On May 7, 7:37 am, Marco Mariani <ma... at sferacarta.com> wrote:
> Duncan Booth wrote:
> > Perhaps if you'd copied all of my code (including the decorator that was
> > the whole point of it)...
>
> Sure, I missed the point. Python's > symbols become quoting levels and
> mess up messages.
>
> Anyway, I would loathe to start execution of a generator before starting
> to iterate through it.
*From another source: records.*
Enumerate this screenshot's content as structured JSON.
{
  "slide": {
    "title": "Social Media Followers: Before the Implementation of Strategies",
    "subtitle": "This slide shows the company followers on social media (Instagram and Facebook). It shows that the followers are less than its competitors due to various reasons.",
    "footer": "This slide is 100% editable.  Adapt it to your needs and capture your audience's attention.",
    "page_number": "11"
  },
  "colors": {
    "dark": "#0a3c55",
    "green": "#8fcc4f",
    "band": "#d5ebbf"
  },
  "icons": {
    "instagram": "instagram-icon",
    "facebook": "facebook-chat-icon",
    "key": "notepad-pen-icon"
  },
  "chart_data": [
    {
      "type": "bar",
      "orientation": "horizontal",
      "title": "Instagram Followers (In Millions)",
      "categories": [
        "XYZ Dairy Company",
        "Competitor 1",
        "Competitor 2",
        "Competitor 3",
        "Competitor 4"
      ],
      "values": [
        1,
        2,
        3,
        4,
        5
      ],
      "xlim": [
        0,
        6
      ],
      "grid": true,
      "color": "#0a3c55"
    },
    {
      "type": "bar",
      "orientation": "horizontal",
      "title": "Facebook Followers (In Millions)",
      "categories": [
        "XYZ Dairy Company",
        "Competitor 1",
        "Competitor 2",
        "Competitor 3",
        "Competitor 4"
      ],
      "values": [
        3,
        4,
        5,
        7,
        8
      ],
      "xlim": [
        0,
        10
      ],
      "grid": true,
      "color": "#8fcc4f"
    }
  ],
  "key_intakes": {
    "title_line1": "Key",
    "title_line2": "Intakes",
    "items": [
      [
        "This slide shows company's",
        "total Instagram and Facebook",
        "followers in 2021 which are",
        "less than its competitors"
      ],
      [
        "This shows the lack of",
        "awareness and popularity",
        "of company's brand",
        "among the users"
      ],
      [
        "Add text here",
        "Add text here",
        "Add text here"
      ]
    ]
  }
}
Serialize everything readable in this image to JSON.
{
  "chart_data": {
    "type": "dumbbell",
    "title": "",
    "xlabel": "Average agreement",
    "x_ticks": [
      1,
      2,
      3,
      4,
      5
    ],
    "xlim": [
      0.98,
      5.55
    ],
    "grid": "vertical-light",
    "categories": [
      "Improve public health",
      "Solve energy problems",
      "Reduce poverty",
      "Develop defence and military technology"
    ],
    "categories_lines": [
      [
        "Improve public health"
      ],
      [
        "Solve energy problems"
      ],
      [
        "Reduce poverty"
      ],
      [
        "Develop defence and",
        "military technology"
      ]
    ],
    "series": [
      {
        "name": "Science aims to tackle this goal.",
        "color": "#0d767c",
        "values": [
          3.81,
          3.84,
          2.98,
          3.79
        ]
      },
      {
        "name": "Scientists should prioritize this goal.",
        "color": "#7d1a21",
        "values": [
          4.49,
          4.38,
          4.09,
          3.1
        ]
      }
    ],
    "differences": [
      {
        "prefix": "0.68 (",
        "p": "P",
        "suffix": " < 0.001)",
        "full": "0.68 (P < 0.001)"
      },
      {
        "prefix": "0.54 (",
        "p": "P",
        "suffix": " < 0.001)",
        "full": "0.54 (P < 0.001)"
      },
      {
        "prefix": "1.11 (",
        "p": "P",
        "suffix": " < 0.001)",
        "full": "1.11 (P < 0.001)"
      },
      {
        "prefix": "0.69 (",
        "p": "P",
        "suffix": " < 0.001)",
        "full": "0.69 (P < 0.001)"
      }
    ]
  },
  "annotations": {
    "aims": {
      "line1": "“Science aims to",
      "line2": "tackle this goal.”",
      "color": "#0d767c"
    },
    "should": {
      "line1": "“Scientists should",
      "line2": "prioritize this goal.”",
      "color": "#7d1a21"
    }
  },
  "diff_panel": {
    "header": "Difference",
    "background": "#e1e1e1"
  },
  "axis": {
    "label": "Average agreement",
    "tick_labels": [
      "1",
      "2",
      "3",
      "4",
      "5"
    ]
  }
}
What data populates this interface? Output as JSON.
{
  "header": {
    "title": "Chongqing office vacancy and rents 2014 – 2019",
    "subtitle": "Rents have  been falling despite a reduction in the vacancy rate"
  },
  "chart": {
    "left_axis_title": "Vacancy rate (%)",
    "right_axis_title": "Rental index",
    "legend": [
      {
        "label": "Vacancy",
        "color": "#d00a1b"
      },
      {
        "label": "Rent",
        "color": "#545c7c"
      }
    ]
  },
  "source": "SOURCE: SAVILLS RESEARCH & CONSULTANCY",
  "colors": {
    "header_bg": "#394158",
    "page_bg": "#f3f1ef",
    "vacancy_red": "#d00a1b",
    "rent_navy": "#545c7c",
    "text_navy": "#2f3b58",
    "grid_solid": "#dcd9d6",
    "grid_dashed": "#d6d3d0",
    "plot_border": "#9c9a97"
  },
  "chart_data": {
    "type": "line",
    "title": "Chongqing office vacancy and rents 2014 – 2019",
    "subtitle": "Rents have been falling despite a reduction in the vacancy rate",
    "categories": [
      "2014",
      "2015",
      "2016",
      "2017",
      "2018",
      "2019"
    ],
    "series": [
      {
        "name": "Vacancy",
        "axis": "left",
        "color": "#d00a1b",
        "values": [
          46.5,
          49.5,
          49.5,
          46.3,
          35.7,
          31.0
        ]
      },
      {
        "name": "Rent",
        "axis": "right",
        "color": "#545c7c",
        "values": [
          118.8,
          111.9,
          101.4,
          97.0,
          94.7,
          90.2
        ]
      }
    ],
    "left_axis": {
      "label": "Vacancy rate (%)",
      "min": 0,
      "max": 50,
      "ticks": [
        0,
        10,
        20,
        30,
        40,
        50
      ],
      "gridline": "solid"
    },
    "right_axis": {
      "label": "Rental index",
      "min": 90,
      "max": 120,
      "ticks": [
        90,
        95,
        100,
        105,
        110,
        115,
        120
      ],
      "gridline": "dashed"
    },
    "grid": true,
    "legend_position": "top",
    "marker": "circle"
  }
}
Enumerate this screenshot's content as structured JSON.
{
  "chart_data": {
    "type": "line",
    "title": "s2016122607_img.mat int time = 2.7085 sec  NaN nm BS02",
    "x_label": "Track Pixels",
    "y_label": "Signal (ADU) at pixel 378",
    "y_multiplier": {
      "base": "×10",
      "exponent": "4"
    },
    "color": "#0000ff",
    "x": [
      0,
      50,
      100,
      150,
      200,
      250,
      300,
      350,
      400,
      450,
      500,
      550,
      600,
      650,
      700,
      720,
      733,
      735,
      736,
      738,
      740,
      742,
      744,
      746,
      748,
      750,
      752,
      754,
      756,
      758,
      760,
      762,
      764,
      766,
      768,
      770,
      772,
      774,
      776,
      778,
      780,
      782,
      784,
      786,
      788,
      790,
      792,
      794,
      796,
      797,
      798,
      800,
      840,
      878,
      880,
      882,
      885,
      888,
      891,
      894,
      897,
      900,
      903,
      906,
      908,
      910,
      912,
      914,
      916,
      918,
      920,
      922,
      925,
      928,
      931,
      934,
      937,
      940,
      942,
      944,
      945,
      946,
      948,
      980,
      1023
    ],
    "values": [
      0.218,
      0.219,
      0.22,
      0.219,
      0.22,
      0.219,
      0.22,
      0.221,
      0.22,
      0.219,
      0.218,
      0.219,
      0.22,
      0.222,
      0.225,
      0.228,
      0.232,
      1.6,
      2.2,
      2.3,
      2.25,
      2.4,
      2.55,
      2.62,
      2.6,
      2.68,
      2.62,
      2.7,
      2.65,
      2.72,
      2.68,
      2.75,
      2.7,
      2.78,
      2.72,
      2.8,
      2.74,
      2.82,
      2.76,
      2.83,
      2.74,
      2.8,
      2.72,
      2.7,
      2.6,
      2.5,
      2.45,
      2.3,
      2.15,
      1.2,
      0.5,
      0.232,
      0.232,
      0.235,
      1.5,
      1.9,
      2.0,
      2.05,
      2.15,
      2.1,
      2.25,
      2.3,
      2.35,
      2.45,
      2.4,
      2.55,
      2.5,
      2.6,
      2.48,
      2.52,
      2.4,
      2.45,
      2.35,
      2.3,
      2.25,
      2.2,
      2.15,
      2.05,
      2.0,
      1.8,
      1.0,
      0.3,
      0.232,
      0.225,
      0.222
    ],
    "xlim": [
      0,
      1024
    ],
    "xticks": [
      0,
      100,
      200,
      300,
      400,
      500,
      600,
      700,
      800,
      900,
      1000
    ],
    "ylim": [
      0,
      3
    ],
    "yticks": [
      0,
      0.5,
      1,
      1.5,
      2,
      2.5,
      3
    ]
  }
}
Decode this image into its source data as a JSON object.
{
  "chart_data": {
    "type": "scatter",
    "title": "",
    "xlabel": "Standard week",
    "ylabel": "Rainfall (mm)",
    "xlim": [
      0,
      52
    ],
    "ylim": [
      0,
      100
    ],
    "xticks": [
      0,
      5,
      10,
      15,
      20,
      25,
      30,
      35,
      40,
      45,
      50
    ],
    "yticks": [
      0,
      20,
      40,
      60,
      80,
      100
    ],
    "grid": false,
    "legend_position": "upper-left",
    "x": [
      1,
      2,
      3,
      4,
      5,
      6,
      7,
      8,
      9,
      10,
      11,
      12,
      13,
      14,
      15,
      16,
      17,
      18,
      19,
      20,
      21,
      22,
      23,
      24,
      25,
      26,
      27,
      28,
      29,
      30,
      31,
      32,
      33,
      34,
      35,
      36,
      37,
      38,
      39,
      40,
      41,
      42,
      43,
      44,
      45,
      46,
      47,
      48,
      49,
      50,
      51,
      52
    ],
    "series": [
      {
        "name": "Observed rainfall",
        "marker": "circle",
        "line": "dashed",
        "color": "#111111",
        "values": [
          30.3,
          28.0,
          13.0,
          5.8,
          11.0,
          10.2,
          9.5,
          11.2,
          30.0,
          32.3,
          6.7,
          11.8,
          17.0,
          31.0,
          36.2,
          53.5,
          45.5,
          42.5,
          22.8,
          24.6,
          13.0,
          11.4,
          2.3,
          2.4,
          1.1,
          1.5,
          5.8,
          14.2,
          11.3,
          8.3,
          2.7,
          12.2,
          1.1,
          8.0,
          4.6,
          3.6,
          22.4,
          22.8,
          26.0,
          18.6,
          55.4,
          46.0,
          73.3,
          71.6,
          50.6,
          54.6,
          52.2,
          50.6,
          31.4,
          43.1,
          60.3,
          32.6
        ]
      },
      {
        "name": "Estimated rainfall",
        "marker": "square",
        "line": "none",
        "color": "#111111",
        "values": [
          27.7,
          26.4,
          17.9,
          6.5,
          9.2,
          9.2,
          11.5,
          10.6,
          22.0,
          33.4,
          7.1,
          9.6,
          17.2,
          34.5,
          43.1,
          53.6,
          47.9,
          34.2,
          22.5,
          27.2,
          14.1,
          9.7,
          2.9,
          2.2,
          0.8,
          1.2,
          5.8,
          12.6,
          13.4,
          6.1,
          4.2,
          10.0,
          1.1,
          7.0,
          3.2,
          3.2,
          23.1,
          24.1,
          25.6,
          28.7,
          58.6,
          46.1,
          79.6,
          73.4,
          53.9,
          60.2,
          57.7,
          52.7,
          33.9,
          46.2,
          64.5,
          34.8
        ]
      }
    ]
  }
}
Especially when generators are passed around.
> The current behavior makes perfect sense.

Question:

>>> def f( ):
...     print 0
...     while 1:
...             yield 1
...
>>> g= f( )
>>> g.next( )
0
1
>>> g.next( )
1
>>> g.next( )
1

This might fit the bill:

>>> def dropfirst( h ):
...     h.next( )
...     return h
...
>>> g= dropfirst( f( ) )
0
>>> g.next( )
1
>>> g.next( )
1
>>> g.next( )
1

However as dropfirst is dropping a value, both caller -and- cally have
to designate a/the exception.  Hold generators are better "first-
dropped", and you hold 'next' inherently causes side effects.  @greedy
(from earlier) frees the caller of a responsibility/obligation.

What can follow without a lead?

The definitions may lean harder on the 'generation' as prior to the
'next': generators inherently don't cause side effects.

Or hold, first-dropped is no exception:

>>> special= object( )
>>> def f( ):
...     print 0
...     yield special
...     while 1:
...             yield 1
...
>>> g= f( )
>>> g.next( )
0
<object object at 0x00980470>
>>> g.next( )
1
>>> g.next( )
1
>>> g.next( )
1